The part of me that wants to be seen.

And not the curated version. Not Sinclair PR.

Me.

The girl underneath the silk and etiquette.

The one who’s been begging, silently screaming, for someone to rip this life open and ask nothing but everything in return.

He sits there, lounging in his arrogance, watching me like he’s already conquered me. Like he's already sunk his hands beneath my skin and tugged at the hidden thread I've kept from everyone else.

And God help me…I want him to.

“I see,” I murmur, voice dripping sweetness and venom, my mind flipping between the urge to straddle him or knee him square in the balls.

His eyes darken, glittering with desire and challenge as if he’d welcome both.

“So, what happens if I say yes?”

“Then you'd better mean it,” he says, voice dangerously soft. “I won’t take refunds.”

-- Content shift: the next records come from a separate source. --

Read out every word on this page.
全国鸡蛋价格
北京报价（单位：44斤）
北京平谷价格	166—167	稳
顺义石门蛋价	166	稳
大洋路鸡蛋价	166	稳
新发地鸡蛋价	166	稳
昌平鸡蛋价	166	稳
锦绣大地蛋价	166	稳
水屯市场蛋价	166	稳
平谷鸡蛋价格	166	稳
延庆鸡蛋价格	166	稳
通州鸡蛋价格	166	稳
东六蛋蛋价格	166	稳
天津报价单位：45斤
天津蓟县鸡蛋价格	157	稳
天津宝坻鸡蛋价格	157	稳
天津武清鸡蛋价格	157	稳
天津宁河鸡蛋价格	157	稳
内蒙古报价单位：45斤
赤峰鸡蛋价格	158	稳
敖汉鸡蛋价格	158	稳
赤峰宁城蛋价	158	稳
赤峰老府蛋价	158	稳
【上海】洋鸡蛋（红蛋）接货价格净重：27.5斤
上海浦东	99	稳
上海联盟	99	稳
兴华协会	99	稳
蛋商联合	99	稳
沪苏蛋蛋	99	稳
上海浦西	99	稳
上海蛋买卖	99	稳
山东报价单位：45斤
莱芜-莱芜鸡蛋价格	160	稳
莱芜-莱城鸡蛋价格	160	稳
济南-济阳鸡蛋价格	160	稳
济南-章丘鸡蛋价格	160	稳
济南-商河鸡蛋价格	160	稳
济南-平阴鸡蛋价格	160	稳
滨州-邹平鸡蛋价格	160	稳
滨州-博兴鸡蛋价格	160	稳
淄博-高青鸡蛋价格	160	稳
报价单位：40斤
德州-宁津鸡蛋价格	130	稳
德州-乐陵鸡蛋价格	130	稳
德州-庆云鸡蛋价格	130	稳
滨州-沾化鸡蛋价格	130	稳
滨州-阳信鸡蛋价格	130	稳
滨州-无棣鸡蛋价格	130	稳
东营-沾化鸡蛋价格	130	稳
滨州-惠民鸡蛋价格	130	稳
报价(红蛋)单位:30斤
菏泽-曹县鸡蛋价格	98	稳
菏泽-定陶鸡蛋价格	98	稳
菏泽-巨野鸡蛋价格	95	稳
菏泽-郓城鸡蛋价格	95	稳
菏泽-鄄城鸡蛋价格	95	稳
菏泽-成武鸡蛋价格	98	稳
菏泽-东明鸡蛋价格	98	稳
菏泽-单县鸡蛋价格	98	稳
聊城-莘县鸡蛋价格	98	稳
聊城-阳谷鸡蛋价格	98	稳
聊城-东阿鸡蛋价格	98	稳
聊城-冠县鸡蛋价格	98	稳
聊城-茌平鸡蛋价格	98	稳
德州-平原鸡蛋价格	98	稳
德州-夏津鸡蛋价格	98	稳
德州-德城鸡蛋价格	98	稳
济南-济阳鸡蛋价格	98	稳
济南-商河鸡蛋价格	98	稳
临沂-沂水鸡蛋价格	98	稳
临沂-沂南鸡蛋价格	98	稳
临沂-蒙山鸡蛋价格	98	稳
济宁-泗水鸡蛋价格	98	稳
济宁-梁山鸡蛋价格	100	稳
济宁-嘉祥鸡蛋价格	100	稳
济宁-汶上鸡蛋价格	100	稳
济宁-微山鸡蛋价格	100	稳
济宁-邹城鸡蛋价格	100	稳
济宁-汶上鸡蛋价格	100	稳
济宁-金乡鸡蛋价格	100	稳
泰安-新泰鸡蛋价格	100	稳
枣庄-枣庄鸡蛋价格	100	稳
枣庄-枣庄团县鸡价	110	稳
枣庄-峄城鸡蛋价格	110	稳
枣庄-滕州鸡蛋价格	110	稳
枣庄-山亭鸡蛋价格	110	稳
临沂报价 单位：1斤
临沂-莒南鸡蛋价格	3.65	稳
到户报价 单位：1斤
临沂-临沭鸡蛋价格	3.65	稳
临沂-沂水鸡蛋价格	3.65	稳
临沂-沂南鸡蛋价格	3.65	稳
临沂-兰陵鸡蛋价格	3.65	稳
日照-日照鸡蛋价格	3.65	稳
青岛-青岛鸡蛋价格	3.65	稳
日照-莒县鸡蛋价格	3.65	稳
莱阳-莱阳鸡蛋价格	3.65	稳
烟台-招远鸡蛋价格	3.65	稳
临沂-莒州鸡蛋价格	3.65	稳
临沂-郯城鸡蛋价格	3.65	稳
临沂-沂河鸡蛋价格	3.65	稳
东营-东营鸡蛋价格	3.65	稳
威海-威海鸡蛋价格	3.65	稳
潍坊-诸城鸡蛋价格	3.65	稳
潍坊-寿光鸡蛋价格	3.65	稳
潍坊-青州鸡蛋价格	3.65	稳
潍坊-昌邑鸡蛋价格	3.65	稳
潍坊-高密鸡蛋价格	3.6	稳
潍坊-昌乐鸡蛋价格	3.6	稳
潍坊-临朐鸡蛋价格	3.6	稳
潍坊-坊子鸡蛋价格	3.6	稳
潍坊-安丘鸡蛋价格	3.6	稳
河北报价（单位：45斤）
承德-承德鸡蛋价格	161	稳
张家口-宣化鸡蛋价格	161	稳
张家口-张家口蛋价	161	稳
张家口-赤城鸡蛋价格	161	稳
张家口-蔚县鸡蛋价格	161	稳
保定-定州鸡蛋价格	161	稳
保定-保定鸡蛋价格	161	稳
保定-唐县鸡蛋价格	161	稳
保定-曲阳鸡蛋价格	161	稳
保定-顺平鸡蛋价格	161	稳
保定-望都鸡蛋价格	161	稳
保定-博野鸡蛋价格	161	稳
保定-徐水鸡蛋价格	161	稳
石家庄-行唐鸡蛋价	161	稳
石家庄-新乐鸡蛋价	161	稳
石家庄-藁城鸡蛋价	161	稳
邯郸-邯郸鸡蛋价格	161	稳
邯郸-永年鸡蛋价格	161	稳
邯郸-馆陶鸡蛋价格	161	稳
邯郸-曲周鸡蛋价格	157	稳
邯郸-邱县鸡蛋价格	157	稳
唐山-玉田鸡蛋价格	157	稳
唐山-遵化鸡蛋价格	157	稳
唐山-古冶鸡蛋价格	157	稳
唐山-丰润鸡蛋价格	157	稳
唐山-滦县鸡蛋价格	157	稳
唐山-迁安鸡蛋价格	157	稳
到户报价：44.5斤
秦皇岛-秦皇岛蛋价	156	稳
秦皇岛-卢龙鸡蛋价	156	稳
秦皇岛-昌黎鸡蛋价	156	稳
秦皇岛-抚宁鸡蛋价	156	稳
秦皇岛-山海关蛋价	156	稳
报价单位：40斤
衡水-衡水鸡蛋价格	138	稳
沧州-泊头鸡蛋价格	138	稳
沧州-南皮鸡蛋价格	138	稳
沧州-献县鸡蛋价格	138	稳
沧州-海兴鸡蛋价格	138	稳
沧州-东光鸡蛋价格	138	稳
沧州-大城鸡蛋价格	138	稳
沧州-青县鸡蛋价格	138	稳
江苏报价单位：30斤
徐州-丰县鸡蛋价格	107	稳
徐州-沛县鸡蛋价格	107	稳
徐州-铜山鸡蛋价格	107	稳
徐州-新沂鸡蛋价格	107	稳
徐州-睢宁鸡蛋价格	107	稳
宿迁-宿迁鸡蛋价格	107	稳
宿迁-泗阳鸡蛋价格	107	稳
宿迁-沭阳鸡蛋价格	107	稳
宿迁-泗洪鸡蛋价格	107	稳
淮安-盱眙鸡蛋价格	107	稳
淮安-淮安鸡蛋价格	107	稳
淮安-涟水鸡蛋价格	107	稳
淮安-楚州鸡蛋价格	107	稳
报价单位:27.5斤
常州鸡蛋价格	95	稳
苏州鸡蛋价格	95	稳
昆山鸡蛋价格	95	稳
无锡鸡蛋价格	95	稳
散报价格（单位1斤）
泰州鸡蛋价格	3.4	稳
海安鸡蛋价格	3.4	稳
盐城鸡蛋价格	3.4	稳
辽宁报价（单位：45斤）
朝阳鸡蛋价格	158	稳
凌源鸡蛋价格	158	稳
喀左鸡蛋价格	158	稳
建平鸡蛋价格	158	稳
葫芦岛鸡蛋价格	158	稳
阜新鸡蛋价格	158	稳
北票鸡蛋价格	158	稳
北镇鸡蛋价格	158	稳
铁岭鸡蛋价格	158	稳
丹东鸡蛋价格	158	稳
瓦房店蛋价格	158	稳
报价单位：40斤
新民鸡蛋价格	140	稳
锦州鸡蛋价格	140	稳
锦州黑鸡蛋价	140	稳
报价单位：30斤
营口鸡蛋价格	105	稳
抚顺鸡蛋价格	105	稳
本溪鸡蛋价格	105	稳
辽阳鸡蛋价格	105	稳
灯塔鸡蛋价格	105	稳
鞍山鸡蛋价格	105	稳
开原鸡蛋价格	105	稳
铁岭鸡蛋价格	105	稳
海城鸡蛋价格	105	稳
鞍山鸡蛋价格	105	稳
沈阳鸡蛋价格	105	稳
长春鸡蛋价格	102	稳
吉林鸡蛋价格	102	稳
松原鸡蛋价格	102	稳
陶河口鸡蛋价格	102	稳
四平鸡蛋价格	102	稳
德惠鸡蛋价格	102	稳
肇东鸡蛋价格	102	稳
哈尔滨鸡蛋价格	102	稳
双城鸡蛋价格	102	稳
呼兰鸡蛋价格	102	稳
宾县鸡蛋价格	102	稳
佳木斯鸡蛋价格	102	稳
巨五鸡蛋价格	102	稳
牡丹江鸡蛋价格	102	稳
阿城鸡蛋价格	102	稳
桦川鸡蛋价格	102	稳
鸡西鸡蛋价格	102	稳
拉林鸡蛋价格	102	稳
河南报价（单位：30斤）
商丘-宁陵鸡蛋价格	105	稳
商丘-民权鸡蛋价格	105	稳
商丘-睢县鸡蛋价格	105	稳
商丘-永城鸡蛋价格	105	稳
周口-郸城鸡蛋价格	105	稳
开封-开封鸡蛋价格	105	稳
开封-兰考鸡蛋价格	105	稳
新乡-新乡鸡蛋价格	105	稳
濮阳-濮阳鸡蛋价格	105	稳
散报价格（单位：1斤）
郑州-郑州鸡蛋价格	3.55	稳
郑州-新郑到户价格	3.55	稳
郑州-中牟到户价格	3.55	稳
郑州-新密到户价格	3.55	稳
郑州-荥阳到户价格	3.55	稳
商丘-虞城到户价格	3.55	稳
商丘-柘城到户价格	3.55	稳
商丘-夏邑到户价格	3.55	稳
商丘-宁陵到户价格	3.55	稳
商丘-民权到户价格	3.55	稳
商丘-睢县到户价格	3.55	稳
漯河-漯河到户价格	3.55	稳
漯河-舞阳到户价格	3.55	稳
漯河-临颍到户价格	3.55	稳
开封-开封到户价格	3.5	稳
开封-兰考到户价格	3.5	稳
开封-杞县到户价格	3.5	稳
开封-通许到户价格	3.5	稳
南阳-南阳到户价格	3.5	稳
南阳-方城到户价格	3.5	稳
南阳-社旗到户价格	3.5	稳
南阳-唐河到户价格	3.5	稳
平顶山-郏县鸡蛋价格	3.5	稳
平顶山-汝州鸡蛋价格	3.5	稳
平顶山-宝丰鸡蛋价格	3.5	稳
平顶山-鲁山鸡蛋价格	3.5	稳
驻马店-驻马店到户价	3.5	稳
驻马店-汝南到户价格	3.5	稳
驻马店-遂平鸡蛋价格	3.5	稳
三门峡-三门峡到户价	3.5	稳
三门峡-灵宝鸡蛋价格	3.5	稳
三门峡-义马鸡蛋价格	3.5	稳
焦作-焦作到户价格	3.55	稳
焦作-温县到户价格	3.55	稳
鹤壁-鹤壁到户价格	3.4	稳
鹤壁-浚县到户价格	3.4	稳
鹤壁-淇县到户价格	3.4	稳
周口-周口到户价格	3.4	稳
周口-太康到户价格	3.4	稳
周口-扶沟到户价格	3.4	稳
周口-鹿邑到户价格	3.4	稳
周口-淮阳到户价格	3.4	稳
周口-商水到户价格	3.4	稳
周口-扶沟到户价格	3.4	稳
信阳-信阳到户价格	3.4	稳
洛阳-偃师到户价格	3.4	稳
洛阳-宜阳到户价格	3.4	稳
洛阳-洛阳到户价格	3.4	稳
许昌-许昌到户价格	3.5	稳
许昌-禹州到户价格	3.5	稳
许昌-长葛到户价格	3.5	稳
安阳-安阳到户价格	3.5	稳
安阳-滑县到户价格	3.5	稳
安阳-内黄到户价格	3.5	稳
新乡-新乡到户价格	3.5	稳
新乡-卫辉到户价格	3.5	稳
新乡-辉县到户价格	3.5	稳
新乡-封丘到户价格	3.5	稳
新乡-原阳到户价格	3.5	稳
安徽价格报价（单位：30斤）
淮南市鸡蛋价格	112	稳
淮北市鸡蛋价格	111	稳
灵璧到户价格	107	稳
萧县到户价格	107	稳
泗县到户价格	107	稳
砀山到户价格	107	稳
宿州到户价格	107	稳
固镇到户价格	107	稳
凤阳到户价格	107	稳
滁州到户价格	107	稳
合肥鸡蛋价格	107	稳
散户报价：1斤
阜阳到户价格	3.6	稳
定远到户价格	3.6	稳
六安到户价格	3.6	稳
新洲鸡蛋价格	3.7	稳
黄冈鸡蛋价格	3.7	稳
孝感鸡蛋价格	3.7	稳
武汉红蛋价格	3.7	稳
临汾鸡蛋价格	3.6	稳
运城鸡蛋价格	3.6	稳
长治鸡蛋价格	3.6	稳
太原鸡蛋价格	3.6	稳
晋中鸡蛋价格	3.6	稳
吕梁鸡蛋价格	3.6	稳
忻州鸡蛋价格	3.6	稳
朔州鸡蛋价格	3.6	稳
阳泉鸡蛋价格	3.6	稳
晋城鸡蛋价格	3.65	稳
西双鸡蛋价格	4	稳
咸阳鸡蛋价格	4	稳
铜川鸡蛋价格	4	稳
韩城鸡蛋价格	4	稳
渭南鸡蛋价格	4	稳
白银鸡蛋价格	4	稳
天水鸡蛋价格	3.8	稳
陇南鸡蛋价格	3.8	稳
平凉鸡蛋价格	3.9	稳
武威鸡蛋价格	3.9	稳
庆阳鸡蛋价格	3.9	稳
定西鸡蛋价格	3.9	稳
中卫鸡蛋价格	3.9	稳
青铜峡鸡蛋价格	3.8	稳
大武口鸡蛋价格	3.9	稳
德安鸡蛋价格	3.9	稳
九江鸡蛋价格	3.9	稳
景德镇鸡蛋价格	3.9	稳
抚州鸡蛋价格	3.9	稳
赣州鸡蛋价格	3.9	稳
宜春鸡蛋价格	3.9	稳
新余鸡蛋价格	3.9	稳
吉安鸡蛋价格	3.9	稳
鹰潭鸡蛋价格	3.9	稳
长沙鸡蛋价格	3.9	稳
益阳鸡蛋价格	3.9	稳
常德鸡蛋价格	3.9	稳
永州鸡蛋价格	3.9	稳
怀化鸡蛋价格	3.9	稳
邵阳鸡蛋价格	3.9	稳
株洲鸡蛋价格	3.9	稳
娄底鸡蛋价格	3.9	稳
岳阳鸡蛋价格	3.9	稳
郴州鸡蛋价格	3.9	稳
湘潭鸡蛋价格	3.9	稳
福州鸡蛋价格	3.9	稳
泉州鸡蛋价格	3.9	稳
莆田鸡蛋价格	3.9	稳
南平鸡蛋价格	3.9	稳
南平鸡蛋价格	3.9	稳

“I’m not exactly a return-to-sender type of girl,” I say, holding his gaze, fire simmering beneath my carefully sculpted mask.

His eyes trail downward deliberately, slowly drinking in the body wrapped in silk, and for one wild, reckless second, I want him to rip the dress off me with his teeth.

“Good,” he drawls, leaning forward slightly, predatory, devastating. “Because I don’t exactly play nice with my toys.”

My breath catches, sharp and betraying, but I don't flinch. I lift my chin defiantly, pride and anger scorching my veins. “I’m nobody’s toy.”